Born in 1873 in a log cabin in Florence, Ala., William Christopher Handy was encouraged by his minister father to take up education or the ministry, the only sure path to success for an educated black man of those times.
Instead, Handy jumped the rails. The small-town preacher’s boy bought a cornet for $1.75 (payable in installments) from a circus performer stranded in Florence and desperate for money. Handy served his musical apprenticeship in traveling brass bands. Though the money was generally good, his signature “St. Louis Blues” — I hate to see that evening sun go down — was inspired by a low time when Handy was jobless, homeless and “reduced to sleeping in the open air upon the cobblestone levees of the city’s Mississippi River docks.”
He traveled as a minstrel musician. Author David Robertson, an Alabama native, advances the theory that though minstrel music appeared to be a debased form of racist buffoonery, black minstrels were slyly mocking the racist attitudes of their white listeners. Minstrelsy was the precursor to vaudeville and ragtime, “the final innovation of the minstrel show.”

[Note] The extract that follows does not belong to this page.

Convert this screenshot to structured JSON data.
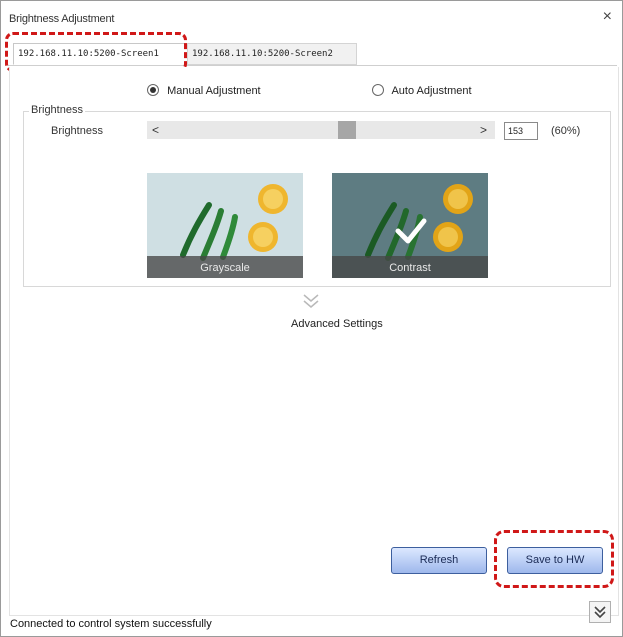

When a job as a bandleader in Clarksdale, Miss., in the heart of blues country, opened up, Handy discovered the music of black blues players, notably the “blue note,” the minor-themed undercurrent in blues music that invariably strikes an emotional chord with its listeners.

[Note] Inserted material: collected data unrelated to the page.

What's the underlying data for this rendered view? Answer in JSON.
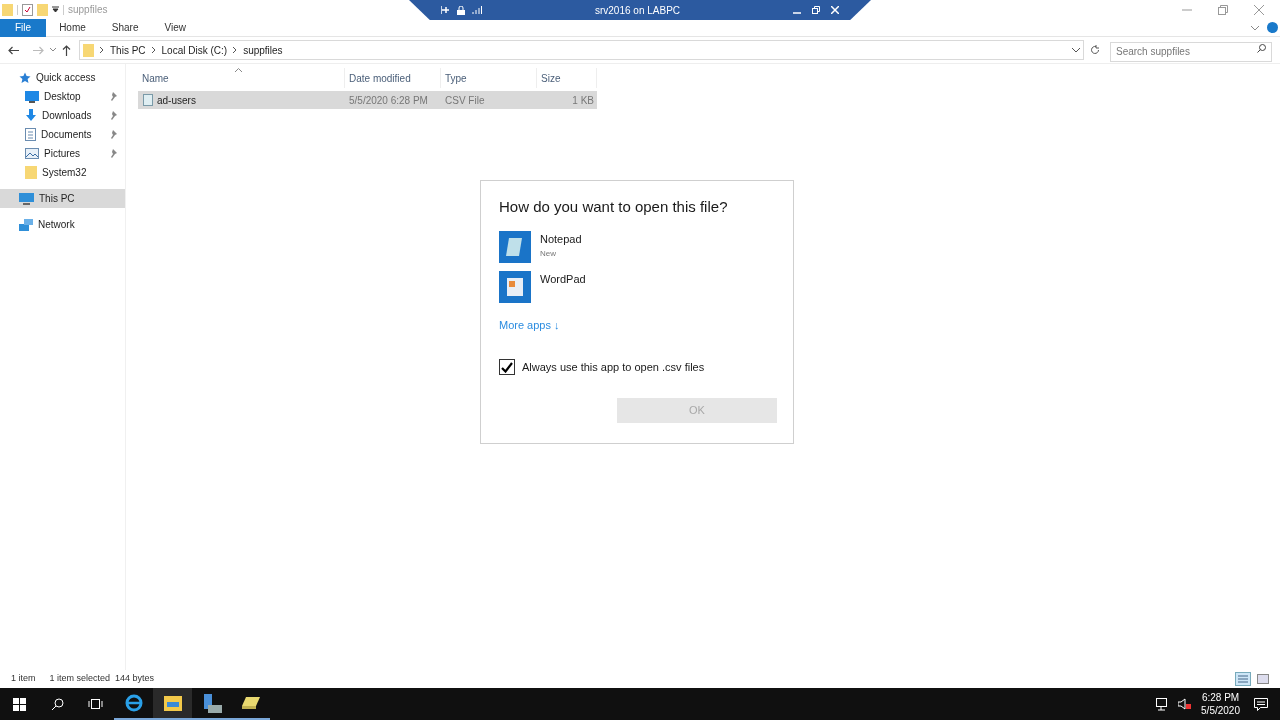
{
  "window": {
    "title": "suppfiles"
  },
  "rdp_bar": {
    "title": "srv2016 on LABPC"
  },
  "ribbon_tabs": [
    {
      "label": "File",
      "selected": true
    },
    {
      "label": "Home",
      "selected": false
    },
    {
      "label": "Share",
      "selected": false
    },
    {
      "label": "View",
      "selected": false
    }
  ],
  "breadcrumb": [
    "This PC",
    "Local Disk (C:)",
    "suppfiles"
  ],
  "search": {
    "placeholder": "Search suppfiles"
  },
  "sidebar": {
    "items": [
      {
        "label": "Quick access",
        "kind": "star",
        "pinned": false,
        "selected": false,
        "children": [
          {
            "label": "Desktop",
            "kind": "desktop",
            "pinned": true,
            "selected": false
          },
          {
            "label": "Downloads",
            "kind": "download",
            "pinned": true,
            "selected": false
          },
          {
            "label": "Documents",
            "kind": "document",
            "pinned": true,
            "selected": false
          },
          {
            "label": "Pictures",
            "kind": "picture",
            "pinned": true,
            "selected": false
          },
          {
            "label": "System32",
            "kind": "folder",
            "pinned": false,
            "selected": false
          }
        ]
      },
      {
        "label": "This PC",
        "kind": "pc",
        "pinned": false,
        "selected": true
      },
      {
        "label": "Network",
        "kind": "network",
        "pinned": false,
        "selected": false
      }
    ]
  },
  "table": {
    "columns": [
      "Name",
      "Date modified",
      "Type",
      "Size"
    ],
    "rows": [
      {
        "name": "ad-users",
        "date": "5/5/2020 6:28 PM",
        "type": "CSV File",
        "size": "1 KB",
        "selected": true
      }
    ]
  },
  "dialog": {
    "title": "How do you want to open this file?",
    "apps": [
      {
        "name": "Notepad",
        "note": "New",
        "kind": "notepad"
      },
      {
        "name": "WordPad",
        "kind": "wordpad"
      }
    ],
    "more_link": "More apps ↓",
    "always_checkbox": {
      "label": "Always use this app to open .csv files",
      "checked": true
    },
    "ok_button": {
      "label": "OK",
      "disabled": true
    }
  },
  "status_bar": [
    "1 item",
    "1 item selected  144 bytes"
  ],
  "taskbar": {
    "time": "6:28 PM",
    "date": "5/5/2020"
  }
}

Handy worked the bones of the blues into his formal compositions, and the music began to make its way into the white world. Though he did not really “make” the blues, between 1904 and 1920, Handy’s “genius” “was his realizing the commercial potential of the Mississippi Delta blues music to reach beyond a regional and racial folk song and become part of mainstream American music,” Robertson writes.
Handy left Mississippi for Memphis. He became a musical entrepreneur, a leader of several dance bands and a composer who eventually would give the world “Memphis Blues,” “St. Louis Blues” and other American classics.

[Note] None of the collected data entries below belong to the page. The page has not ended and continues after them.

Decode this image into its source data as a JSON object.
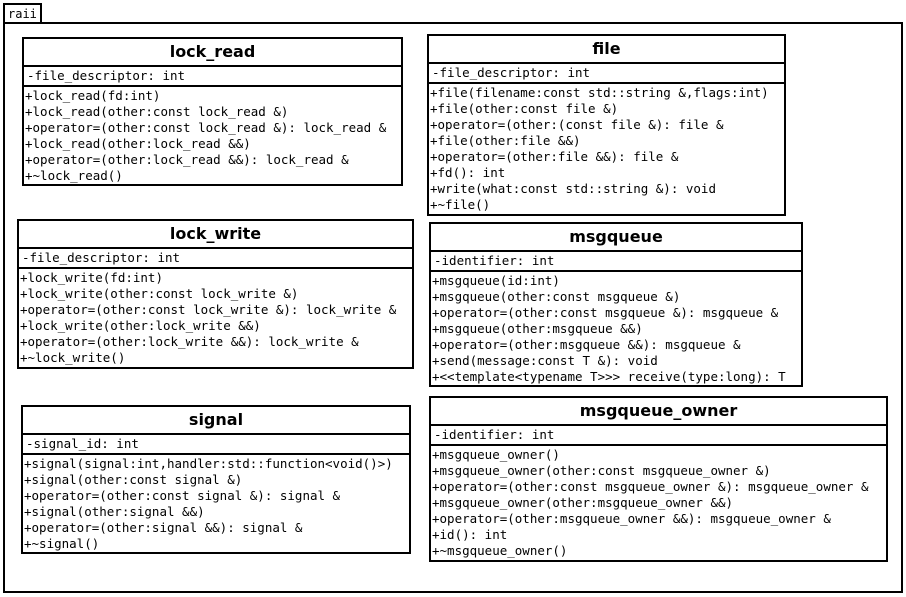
{
  "package": {
    "name": "raii"
  },
  "classes": {
    "lock_read": {
      "name": "lock_read",
      "attributes": [
        "-file_descriptor: int"
      ],
      "operations": [
        "+lock_read(fd:int)",
        "+lock_read(other:const lock_read &)",
        "+operator=(other:const lock_read &): lock_read &",
        "+lock_read(other:lock_read &&)",
        "+operator=(other:lock_read &&): lock_read &",
        "+~lock_read()"
      ]
    },
    "file": {
      "name": "file",
      "attributes": [
        "-file_descriptor: int"
      ],
      "operations": [
        "+file(filename:const std::string &,flags:int)",
        "+file(other:const file &)",
        "+operator=(other:(const file &): file &",
        "+file(other:file &&)",
        "+operator=(other:file &&): file &",
        "+fd(): int",
        "+write(what:const std::string &): void",
        "+~file()"
      ]
    },
    "lock_write": {
      "name": "lock_write",
      "attributes": [
        "-file_descriptor: int"
      ],
      "operations": [
        "+lock_write(fd:int)",
        "+lock_write(other:const lock_write &)",
        "+operator=(other:const lock_write &): lock_write &",
        "+lock_write(other:lock_write &&)",
        "+operator=(other:lock_write &&): lock_write &",
        "+~lock_write()"
      ]
    },
    "msgqueue": {
      "name": "msgqueue",
      "attributes": [
        "-identifier: int"
      ],
      "operations": [
        "+msgqueue(id:int)",
        "+msgqueue(other:const msgqueue &)",
        "+operator=(other:const msgqueue &): msgqueue &",
        "+msgqueue(other:msgqueue &&)",
        "+operator=(other:msgqueue &&): msgqueue &",
        "+send(message:const T &): void",
        "+<<template<typename T>>> receive(type:long): T"
      ]
    },
    "signal": {
      "name": "signal",
      "attributes": [
        "-signal_id: int"
      ],
      "operations": [
        "+signal(signal:int,handler:std::function<void()>)",
        "+signal(other:const signal &)",
        "+operator=(other:const signal &): signal &",
        "+signal(other:signal &&)",
        "+operator=(other:signal &&): signal &",
        "+~signal()"
      ]
    },
    "msgqueue_owner": {
      "name": "msgqueue_owner",
      "attributes": [
        "-identifier: int"
      ],
      "operations": [
        "+msgqueue_owner()",
        "+msgqueue_owner(other:const msgqueue_owner &)",
        "+operator=(other:const msgqueue_owner &): msgqueue_owner &",
        "+msgqueue_owner(other:msgqueue_owner &&)",
        "+operator=(other:msgqueue_owner &&): msgqueue_owner &",
        "+id(): int",
        "+~msgqueue_owner()"
      ]
    }
  }
}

He suffered the indignity of being forced to sell the rights to “Memphis Blues” in 1912, in a period of economic straits, and lost thousands of dollars in royalties. But once he moved to New York City, his sheet-music company on Broadway was perhaps the largest black-owned business in the city in the 1920s and early 1930s. In 1940 he bought back the rights to “Memphis Blues.” Aided by Wall Street attorney and music scholar Edward Abbe Niles, Handy made a good living off his music until his death in 1958.
In the ’60s, when blues was being rediscovered by a new generation, it was fashionable to dismiss Handy’s contributions to the blues form. Robertson sets the record straight — W.C. Handy’s musicianship propelled American music from the age of Sousa to the birth of jazz.